Scientific language should make patterns visible. It should not become a wall that prevents the person from recognizing herself in the description. Assessment should include potency, frequency, age of first use, method of use, withdrawal, family history of psychosis or bipolar disorder, trauma, and whether cannabis is replacing treatment.
Formulation and treatment
Psychotherapy can examine the function of cannabis use and build alternative ways to regulate arousal. The conversation is most useful when it is factual rather than moralizing. Good psychotherapy is active even when it looks quiet. It observes avoidance, emotion, meaning, memory, attention, and behaviour, then helps the person test new possibilities.

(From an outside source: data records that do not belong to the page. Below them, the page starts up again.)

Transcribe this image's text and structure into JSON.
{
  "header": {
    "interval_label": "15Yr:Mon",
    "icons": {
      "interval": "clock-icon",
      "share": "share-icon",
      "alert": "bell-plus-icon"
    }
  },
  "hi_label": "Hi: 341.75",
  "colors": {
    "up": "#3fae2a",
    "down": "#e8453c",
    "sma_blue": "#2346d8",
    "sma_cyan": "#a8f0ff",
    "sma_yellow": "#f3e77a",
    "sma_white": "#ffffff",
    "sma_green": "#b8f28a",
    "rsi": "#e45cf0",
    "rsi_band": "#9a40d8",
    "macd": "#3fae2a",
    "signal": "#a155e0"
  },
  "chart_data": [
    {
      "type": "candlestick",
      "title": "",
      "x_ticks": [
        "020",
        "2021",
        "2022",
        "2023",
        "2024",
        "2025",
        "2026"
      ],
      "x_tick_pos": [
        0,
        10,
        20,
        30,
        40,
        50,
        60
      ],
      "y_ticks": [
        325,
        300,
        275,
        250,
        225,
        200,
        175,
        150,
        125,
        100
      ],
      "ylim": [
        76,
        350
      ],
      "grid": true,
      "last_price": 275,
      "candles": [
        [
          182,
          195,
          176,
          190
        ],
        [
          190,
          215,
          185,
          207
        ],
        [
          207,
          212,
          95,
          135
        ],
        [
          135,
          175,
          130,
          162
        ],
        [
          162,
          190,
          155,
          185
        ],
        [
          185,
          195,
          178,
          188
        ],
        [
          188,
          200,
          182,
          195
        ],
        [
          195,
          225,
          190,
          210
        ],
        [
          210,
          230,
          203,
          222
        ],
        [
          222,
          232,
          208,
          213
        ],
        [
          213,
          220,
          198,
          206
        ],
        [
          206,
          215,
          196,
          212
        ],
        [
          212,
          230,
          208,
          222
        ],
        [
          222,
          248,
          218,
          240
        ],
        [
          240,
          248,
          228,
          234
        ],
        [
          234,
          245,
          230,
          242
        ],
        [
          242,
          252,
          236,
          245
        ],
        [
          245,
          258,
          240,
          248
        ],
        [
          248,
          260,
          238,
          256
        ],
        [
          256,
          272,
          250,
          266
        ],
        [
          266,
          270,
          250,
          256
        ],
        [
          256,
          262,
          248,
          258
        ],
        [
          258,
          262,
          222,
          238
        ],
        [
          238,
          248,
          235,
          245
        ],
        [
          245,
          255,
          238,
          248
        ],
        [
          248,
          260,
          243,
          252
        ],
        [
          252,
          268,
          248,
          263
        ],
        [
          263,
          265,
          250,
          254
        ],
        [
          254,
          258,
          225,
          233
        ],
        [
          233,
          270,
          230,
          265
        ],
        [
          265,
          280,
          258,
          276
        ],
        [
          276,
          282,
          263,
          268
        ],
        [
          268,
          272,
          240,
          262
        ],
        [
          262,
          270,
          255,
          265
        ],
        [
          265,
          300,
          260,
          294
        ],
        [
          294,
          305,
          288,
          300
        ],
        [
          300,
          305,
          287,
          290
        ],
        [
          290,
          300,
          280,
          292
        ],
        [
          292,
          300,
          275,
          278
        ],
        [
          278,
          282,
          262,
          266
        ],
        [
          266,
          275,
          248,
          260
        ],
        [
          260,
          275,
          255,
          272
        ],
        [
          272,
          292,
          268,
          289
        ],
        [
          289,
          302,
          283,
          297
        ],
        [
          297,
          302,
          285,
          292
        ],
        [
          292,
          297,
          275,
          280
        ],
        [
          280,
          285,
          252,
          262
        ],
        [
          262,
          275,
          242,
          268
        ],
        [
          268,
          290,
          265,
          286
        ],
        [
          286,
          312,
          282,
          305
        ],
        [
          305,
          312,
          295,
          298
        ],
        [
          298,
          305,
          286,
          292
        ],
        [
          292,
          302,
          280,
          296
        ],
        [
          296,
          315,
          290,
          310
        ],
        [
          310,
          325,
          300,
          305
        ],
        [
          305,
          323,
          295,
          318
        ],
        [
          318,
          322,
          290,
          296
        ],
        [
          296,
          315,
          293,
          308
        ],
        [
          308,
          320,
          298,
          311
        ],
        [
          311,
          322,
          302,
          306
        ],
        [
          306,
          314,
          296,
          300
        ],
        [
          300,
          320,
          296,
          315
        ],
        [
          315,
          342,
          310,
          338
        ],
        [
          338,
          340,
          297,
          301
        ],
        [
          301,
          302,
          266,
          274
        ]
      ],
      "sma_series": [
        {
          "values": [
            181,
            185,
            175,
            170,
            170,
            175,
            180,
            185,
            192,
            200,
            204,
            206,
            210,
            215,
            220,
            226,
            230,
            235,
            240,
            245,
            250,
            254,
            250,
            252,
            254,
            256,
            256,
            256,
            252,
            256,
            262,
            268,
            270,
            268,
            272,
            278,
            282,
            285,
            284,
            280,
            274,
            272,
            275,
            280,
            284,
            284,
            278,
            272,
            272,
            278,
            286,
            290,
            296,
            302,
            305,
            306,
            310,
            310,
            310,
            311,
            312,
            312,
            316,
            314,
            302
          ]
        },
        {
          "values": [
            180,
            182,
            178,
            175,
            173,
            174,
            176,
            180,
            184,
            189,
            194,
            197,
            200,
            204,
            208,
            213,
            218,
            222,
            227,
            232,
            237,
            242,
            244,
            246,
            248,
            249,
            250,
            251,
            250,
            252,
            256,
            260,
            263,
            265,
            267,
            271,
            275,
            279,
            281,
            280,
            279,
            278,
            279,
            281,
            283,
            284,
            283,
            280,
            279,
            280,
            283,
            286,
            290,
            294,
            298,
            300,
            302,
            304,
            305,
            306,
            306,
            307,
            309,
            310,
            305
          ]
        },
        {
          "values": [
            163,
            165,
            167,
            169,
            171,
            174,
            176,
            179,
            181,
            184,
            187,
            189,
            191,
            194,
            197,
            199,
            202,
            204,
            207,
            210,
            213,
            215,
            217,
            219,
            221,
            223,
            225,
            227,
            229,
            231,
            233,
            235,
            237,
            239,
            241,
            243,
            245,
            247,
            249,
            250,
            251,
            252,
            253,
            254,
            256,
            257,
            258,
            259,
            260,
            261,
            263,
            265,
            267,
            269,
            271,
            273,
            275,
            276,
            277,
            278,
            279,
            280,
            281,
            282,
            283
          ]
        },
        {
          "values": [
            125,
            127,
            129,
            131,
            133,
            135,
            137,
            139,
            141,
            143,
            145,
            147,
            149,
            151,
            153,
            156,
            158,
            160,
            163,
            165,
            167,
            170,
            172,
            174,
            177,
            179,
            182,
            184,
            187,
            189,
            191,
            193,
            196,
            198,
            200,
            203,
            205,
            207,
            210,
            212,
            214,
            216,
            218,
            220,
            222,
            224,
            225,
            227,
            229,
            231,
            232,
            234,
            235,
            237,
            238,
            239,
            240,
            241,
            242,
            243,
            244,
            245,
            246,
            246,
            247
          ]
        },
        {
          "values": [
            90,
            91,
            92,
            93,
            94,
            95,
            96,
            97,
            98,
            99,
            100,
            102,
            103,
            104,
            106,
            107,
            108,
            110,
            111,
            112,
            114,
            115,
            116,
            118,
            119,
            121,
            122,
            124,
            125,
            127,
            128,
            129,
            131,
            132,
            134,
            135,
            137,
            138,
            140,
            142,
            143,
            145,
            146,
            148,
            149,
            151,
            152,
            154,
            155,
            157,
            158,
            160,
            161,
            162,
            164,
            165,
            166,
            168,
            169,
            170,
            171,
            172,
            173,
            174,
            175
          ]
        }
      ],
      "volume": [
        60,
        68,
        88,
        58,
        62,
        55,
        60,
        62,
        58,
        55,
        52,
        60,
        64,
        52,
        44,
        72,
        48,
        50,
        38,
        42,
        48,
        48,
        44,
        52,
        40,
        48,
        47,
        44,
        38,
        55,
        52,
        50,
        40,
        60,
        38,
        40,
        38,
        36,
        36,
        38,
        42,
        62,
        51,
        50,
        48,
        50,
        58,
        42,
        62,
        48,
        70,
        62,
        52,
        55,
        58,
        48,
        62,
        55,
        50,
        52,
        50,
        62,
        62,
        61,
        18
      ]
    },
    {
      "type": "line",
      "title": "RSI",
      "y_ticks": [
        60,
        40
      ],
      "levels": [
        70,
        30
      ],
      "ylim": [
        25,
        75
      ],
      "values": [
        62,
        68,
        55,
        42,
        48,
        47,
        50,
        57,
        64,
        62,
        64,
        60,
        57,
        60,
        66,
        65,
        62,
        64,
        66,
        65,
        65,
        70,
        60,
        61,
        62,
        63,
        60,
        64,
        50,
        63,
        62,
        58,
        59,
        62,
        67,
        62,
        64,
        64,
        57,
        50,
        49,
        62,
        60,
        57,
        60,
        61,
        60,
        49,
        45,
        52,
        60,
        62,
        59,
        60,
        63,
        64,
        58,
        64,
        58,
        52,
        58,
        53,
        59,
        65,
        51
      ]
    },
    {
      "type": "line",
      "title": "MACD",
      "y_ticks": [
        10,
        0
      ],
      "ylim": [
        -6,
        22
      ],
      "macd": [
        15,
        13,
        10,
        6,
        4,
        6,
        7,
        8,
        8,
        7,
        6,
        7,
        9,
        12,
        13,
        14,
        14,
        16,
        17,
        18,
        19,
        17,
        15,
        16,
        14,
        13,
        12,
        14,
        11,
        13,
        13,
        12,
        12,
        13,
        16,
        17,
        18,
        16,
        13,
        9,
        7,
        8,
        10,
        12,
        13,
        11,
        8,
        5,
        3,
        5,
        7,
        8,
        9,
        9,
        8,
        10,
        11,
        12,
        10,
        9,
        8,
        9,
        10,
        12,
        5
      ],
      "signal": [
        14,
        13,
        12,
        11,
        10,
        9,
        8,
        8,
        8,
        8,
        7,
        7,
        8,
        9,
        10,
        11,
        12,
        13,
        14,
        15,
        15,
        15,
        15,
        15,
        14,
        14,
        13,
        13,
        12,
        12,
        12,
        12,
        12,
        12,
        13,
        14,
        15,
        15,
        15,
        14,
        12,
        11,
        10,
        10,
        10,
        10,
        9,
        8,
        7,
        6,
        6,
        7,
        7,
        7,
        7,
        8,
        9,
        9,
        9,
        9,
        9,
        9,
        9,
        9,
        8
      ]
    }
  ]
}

Psychiatric prescribing should account for cannabis use because it can affect symptoms, adherence, cognition, and side-effect interpretation. Sudden changes in use can also alter anxiety and sleep. Psychiatric medication, when used, should be embedded in monitoring and consent. The discussion should include benefits, burdens, alternatives, side effects, and what the patient hopes will become easier.
Human context
I write about cannabis with nuance because women may use it to quiet overstimulation, grief, or fear. Nuance, however, does not mean pretending the risks are absent. The tone matters. Precision can coexist with kindness, and kindness can coexist with boundaries.
This material is for general education rather than personal medical advice. A clinician who knows the person’s history, risks, medications, and context is needed for diagnosis and treatment planning.